Mitglied des Berliner K.O.M.I.T.E.E. verhaftet

ANTIRASSISMUS Kurz vor der Verjährung seiner Taten wird in Venezuela das Mitglied einer militanten Gruppe festgenommen

„Die Aktionen waren Teil des legitimen Widerstands“

HELGA SEYB

VON WOLF-DIETER VOGEL

BERLIN taz | Fast zwanzig Jahre war er auf der Flucht, nun wurde der deutsche Staatsbürger Bernhard H. in Venezuela festgenommen. Der 53-Jährige soll einer linken militanten Gruppe angehört haben, die Mitte der neunziger Jahre im Großraum Berlin zwei Anschläge verübt hat.

Zielfahnder des Bundeskriminalamtes (BKA) haben den von Interpol gesuchten Mann enttarnt. Festgenommen wurde er am 7. Juli von venezolanischen Sicherheitskräften auf einem Hotelparkplatz in der Stadt Mérida. Wie der Sprecher der Bundesanwaltschaft (BAW) Marcus Köhler gegenüber der taz bestätigte, hat die Karlsruher Behörde die Auslieferung beantragt.

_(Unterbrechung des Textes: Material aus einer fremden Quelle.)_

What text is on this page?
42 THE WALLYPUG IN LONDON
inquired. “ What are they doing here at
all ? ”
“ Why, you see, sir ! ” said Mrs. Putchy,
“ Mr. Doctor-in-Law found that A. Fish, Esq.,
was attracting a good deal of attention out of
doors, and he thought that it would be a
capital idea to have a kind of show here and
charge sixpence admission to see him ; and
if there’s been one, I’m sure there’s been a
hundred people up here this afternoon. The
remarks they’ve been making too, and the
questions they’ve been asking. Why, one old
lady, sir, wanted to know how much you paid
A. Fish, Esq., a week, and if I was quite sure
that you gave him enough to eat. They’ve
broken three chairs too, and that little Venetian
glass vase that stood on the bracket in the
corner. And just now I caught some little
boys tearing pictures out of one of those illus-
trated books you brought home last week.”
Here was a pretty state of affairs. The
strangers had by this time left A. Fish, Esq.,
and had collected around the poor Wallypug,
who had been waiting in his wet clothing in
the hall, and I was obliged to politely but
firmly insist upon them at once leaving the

H. soll gemeinsam mit den ebenfalls flüchtigen Peter K. und Thomas W. als Mitglied der Gruppe „Das K.O.M.I.T.E.E.“ für einen Anschlag auf ein Bundeswehrgebäude in Bad Freienwalde im Oktober 1994 sowie für die gescheiterte Sprengung des damals im Umbau befindlichen Abschiebegefängnisses in Berlin-Grünau im April 1995 verantwortlich sein. „Die tragende Substanz des Hauptgebäudes sollte soweit zerstört werden, dass aufgrund der statischen Schäden der gesamte Knast hätte abgerissen werden müssen“, schrieb die Gruppe über den geplanten Anschlag, der sich gegen die deutsche Asylpolitik richten sollte. Die Aktion ging schief – ein Fahrzeug samt Bombe wurde vorzeitig entdeckt.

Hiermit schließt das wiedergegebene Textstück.